Ganoune Diop est Secrétaire Général de l’Association Internationale de la Liberté Religieuse.
[1] Voir Jean Ziegler. Où est l'espoir ? Paris, Le Seuil, 2024.
[2] https://plato.stanford.edu/entries/rights-group/#GroRigIndRigCoExiCom
[3] "Une grande partie des droits énoncés dans la déclaration des Nations unies sur les droits des peuples autochtones (2007) sont des droits collectifs." https://plato.stanford.edu/entries/rights-group/#GroRigIndRigCoExiCom
[4] Les mots suivants, inscrits dans la Convention sur l'élimination de toutes les formes de discrimination raciale, sont significatifs :
« Considérant que la Déclaration des Nations Unies sur l'élimination de toutes les formes de discrimination raciale du 20 novembre 1963 (résolution 1904 (XVIII) de l'Assemblée générale) affirme solennellement la nécessité d'éliminer rapidement la discrimination raciale dans le monde sous toutes ses formes et dans toutes ses manifestations et d'assurer la compréhension et le respect de la dignité de la personne humaine,
Convaincus que toute doctrine de supériorité fondée sur la différenciation raciale est scientifiquement fausse, moralement condamnable, socialement injuste et dangereuse, et qu'il n'existe aucune justification à la discrimination raciale, en théorie ou en pratique, où que ce soit,
Réaffirmant que la discrimination entre les êtres humains fondée sur la race, la couleur ou l'origine ethnique constitue un obstacle aux relations amicales et pacifiques entre les nations et est de nature à troubler la paix et la sécurité entre les peuples ainsi que l'harmonie entre les personnes vivant côte à côte, même à l'intérieur d'un seul et même État,
Convaincus que l'existence de barrières raciales est contraire aux idéaux de toute société humaine.... »

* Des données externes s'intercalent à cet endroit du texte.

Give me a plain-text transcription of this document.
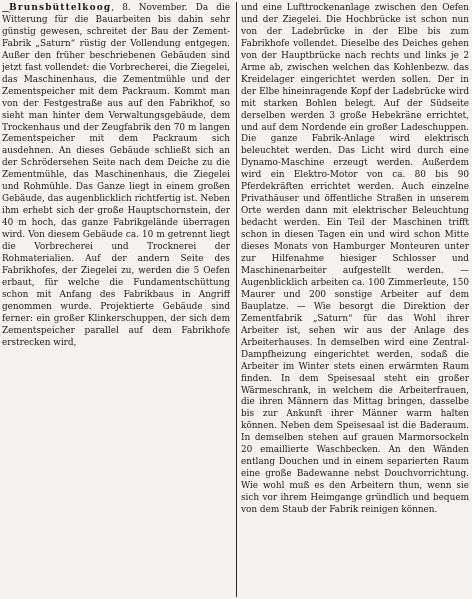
⁔Brunsbüttelkoog, 8. November. Da die Witterung für die Bauarbeiten bis dahin sehr günstig gewesen, schreitet der Bau der Zement-Fabrik „Saturn“ rüstig der Vollendung entgegen. Außer den früher beschriebenen Gebäuden sind jetzt fast vollendet: die Vorbrecherei, die Ziegelei, das Maschinenhaus, die Zementmühle und der Zementspeicher mit dem Packraum. Kommt man von der Festgestraße aus auf den Fabrikhof, so sieht man hinter dem Verwaltungsgebäude, dem Trockenhaus und der Zeugfabrik den 70 m langen Zementspeicher mit dem Packraum sich ausdehnen. An dieses Gebäude schließt sich an der Schrödersehen Seite nach dem Deiche zu die Zementmühle, das Maschinenhaus, die Ziegelei und Rohmühle. Das Ganze liegt in einem großen Gebäude, das augenblicklich richtfertig ist. Neben ihm erhebt sich der große Hauptschornstein, der 40 m hoch, das ganze Fabrikgelände überragen wird. Von diesem Gebäude ca. 10 m getrennt liegt die Vorbrecherei und Trocknerei der Rohmaterialien. Auf der andern Seite des Fabrikhofes, der Ziegelei zu, werden die 5 Oefen erbaut, für welche die Fundamentschüttung schon mit Anfang des Fabrikbaus in Angriff genommen wurde. Projektierte Gebäude sind ferner: ein großer Klinkerschuppen, der sich dem Zementspeicher parallel auf dem Fabrikhofe erstrecken wird,

und eine Lufttrockenanlage zwischen den Oefen und der Ziegelei. Die Hochbrücke ist schon nun von der Ladebrücke in der Elbe bis zum Fabrikhofe vollendet. Dieselbe des Deiches gehen von der Hauptbrücke nach rechts und links je 2 Arme ab, zwischen welchen das Kohlenbezw. das Kreidelager eingerichtet werden sollen. Der in der Elbe hineinragende Kopf der Ladebrücke wird mit starken Bohlen belegt. Auf der Südseite derselben werden 3 große Hebekräne errichtet, und auf dem Nordende ein großer Ladeschuppen. Die ganze Fabrik-Anlage wird elektrisch beleuchtet werden. Das Licht wird durch eine Dynamo-Maschine erzeugt werden. Außerdem wird ein Elektro-Motor von ca. 80 bis 90 Pferdekräften errichtet werden. Auch einzelne Privathäuser und öffentliche Straßen in unserem Orte werden dann mit elektrischer Beleuchtung bedacht werden. Ein Teil der Maschinen trifft schon in diesen Tagen ein und wird schon Mitte dieses Monats von Hamburger Monteuren unter zur Hilfenahme hiesiger Schlosser und Maschinenarbeiter aufgestellt werden. — Augenblicklich arbeiten ca. 100 Zimmerleute, 150 Maurer und 200 sonstige Arbeiter auf dem Bauplatze. — Wie besorgt die Direktion der Zementfabrik „Saturn“ für das Wohl ihrer Arbeiter ist, sehen wir aus der Anlage des Arbeiterhauses. In demselben wird eine Zentral-Dampfheizung eingerichtet werden, sodaß die Arbeiter im Winter stets einen erwärmten Raum finden. In dem Speisesaal steht ein großer Wärmeschrank, in welchem die Arbeiterfrauen, die ihren Männern das Mittag bringen, dasselbe bis zur Ankunft ihrer Männer warm halten können. Neben dem Speisesaal ist die Baderaum. In demselben stehen auf grauen Marmorsockeln 20 emaillierte Waschbecken. An den Wänden entlang Douchen und in einem separierten Raum eine große Badewanne nebst Douchvorrichtung. Wie wohl muß es den Arbeitern thun, wenn sie sich vor ihrem Heimgange gründlich und bequem von dem Staub der Fabrik reinigen können.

[5] Il existe dix organes de traités relatifs aux droits de l'homme qui surveillent la mise en œuvre des principaux traités internationaux relatifs aux droits de l'homme :
Comité pour l'élimination de la discrimination raciale (CERD)
Comité des droits économiques, sociaux et culturels (CESCR)
Comité des droits de l'homme (CCPR)
Comité pour l'élimination de la à l'égard des femmes discrimination (CEDAW)
Comité contre la torture (CAT)
Comité des droits de l'enfant (CDE)
Comité des travailleurs migrants (CMW)
Sous-comité pour la prévention de la torture (SPT)
Comité des droits des personnes handicapées (CDPH)
Comité des disparitions forcées (CED)
[6] Paradoxalement, même les lois de la guerre, censées limiter les abus contre l'humanité fondamentale d'un ennemi, ont été utilisées en dehors de ce principe fondamental.